The PiBox Platform is a design goal: allow creation of a base system for a given hardware architecture on which applications can be built and run. The platform design separates the creation of a base system into multiple components: toolchains, bootloaders, firmware, kernel, initramfs, root file system and installation media. An implementation of the PiBox Platform provides a build system for each of these components while attempting to keep a common GNU Make target naming scheme. The use of a common target naming scheme makes use of the build system easier to understand, and thus encourages extension and customization.
Not every component of a PiBox Platform is necessary for every architecture. The main PiBox repository is a PiBox Platform implementation, re: a build system, for Raspberry Pis, but there are variations for other architectures such as Intel and the Rockchip RK3399. There have also been implementations for PowerPC and MIPS. The Raspberry Pi implementation provides component builds for a toolchain, firmware, kernel, initramfs, root file system and installation media. There is no bootloader build in this implementation because the Raspberry Pi bootloader is in the GPU (though a u-boot or other bootloader could be added if needed). In contrast, the Xeon implementation – the RK3399 implementation for a PinePhone Pro target device – can build multiple bootloaders along with the rest of the components.
There are other build systems that provide similar functionality. Yocto is popular among many hardware vendors. Buildroot, too, is highly popular and is, in fact, used by PiBox implementations to generate the root file system. So why use PiBox?
PiBox implementations separate configuration by component, externalize build directories from source and archives and, as mentioned earlier, provide a common GNU Make target naming scheme. More importantly, PiBox implementations are intended to be target specific. While a given PiBox implementation might support multiple devices, the intent is to support common devices like the Raspberry Pi family. More importantly, because the PiBox Platform is designed as an embedded solution the target devices are intended for specific purposes: video players, file servers, home automation, etc.

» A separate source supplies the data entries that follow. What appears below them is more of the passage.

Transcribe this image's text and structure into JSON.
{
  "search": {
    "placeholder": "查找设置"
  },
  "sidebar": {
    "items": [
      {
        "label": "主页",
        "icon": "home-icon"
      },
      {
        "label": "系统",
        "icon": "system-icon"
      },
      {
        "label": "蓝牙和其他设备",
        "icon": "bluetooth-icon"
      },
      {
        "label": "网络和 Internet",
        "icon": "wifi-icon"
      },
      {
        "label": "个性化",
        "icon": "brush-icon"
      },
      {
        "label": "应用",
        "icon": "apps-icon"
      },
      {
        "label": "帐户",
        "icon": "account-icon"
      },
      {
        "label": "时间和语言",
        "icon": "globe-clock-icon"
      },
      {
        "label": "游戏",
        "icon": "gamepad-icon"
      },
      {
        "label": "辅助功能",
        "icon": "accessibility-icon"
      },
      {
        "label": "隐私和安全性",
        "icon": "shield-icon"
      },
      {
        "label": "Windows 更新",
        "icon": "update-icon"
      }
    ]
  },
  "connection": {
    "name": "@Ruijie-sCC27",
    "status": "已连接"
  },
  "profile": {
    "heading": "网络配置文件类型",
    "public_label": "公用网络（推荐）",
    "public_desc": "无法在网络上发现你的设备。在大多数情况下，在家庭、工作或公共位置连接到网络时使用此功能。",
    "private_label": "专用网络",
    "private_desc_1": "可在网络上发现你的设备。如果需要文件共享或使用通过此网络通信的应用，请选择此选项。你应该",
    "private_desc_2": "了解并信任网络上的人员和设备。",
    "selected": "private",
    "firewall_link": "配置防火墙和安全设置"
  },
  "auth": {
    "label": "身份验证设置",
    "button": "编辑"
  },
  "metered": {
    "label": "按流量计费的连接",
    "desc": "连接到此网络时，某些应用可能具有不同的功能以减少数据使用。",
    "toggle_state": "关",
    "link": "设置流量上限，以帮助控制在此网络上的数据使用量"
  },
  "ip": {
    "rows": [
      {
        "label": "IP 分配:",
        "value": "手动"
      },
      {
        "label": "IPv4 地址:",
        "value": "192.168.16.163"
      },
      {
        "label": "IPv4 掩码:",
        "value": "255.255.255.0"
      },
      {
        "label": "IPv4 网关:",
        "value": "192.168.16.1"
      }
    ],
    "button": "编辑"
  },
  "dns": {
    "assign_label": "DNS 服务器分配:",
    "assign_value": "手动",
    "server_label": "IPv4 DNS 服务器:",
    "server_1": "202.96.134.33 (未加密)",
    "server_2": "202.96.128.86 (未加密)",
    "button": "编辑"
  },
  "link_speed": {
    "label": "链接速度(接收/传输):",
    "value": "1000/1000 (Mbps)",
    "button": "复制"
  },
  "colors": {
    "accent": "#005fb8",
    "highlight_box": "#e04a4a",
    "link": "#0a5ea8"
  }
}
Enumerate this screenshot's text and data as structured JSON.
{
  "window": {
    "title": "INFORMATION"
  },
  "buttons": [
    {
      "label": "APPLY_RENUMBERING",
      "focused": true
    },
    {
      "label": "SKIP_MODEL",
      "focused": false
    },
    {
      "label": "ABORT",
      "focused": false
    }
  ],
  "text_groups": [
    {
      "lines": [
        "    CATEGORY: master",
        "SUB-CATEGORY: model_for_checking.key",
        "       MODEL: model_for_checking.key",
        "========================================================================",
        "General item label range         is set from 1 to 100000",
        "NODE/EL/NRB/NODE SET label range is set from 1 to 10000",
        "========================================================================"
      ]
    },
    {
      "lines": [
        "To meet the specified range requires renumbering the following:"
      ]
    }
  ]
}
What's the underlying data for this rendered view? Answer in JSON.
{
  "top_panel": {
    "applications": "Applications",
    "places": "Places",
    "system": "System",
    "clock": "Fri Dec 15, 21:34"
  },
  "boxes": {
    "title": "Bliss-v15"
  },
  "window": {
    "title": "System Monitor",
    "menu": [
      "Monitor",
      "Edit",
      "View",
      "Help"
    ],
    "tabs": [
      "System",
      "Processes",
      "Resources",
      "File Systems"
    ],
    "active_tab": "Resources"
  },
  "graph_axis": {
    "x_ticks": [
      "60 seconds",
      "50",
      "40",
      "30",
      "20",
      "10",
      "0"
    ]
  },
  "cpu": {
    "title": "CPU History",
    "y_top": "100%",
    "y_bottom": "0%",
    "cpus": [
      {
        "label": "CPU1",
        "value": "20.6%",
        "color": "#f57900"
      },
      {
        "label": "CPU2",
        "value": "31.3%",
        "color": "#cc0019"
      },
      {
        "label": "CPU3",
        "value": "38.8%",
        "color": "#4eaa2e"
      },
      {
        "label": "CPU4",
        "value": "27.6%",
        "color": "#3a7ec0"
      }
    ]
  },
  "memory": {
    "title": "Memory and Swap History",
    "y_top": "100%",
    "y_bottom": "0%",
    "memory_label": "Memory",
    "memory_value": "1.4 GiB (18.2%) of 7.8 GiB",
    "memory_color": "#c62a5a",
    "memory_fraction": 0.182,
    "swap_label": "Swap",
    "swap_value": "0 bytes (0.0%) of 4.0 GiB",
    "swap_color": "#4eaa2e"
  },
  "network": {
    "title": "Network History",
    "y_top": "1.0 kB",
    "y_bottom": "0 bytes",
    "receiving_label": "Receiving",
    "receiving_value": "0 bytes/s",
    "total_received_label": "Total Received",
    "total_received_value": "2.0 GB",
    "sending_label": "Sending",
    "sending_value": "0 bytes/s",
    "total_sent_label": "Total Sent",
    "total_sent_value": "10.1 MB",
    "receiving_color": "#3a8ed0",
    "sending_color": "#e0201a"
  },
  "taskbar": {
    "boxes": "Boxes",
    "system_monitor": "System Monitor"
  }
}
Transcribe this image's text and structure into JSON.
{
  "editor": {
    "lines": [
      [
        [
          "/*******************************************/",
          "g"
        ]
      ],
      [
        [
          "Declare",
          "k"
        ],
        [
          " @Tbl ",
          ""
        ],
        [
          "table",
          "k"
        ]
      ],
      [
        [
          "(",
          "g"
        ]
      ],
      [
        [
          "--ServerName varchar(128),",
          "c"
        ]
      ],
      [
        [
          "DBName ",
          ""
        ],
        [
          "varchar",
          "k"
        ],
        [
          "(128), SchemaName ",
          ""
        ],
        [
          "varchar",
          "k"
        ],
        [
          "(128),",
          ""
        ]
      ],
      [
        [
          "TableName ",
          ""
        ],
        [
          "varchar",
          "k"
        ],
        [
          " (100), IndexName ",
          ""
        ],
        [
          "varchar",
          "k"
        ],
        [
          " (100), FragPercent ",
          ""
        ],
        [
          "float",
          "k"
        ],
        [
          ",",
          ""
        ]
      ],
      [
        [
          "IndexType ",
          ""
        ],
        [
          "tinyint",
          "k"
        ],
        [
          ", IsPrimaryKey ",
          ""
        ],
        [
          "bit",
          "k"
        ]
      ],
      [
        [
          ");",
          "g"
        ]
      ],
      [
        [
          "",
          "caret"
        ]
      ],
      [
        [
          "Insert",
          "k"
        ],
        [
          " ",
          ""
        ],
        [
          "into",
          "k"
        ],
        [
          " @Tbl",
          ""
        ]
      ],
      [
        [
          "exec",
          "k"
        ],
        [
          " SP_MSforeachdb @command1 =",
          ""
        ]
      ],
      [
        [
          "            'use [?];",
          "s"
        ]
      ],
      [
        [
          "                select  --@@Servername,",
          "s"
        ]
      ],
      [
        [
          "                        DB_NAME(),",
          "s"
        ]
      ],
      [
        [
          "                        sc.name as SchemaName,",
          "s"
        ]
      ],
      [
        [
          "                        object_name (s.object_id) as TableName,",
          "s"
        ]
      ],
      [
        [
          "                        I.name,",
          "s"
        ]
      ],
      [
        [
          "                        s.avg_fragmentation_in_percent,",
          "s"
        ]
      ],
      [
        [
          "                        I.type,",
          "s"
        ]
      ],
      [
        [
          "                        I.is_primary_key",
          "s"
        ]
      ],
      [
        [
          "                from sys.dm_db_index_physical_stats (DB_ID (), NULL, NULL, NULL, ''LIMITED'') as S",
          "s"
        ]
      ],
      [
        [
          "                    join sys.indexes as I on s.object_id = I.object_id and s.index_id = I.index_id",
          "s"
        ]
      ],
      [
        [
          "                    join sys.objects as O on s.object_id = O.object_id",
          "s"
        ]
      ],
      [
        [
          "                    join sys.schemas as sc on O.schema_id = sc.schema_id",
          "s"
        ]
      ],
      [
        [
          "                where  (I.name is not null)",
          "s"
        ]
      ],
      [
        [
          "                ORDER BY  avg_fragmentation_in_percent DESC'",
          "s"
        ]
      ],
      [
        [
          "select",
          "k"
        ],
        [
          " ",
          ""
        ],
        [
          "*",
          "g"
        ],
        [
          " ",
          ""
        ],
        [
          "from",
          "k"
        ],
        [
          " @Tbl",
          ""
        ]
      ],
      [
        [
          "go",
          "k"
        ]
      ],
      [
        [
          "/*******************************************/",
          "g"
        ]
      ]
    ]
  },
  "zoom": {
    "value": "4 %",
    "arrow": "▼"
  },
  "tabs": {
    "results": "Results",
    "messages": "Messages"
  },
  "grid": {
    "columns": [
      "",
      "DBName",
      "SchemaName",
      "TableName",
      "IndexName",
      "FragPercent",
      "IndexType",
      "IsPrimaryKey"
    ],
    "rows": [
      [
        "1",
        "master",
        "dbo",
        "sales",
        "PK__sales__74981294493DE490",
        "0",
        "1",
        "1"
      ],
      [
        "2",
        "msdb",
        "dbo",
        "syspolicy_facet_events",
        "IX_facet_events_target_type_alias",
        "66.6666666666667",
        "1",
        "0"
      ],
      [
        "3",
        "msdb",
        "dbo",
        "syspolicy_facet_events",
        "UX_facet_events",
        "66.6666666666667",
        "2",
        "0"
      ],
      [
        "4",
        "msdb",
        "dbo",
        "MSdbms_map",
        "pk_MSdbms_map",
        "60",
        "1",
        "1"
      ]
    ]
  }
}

In contrast, Yocto divides build configuration based on yocto design, not by components. It’s much harder to find build configuration information under Yocto than under a PiBox implementation. Just trying to find the kernel source under a Yocto build (which is under the source directory and not separated from it) is quite a chore for the uninitiated. A kernel configuration under Yocto can contain many different files while PiBox keeps kernel configurations in a single file per target build. Yocto also lacks a menu-based configuration option for the various components.
Buildroot is much better than Yocto in most cases and, honestly, is a reasonable alternative to PiBox. When PiBox originated Buildroot lacked a toolchain build. Crosstool-NG is wrapped by PiBox implementation to create custom cross-toolchains. But more importantly PiBox separates the configuration and build processing of the system components making it easier to reproduce, rerun or clean builds by components. Because PiBox wraps Crosstool-NG and Buildroot, configuration for most components uses the common Kconfig menu system which greatly simplifies experimentation with alternative builds.
PiBox implementations generate a base system which, by itself, can be very useful. But the build is not targeted to a specific purpose because it lacks a UI and applications. By making the UI and applications installed packages PiBox implementations can be extended into PiBox Systems.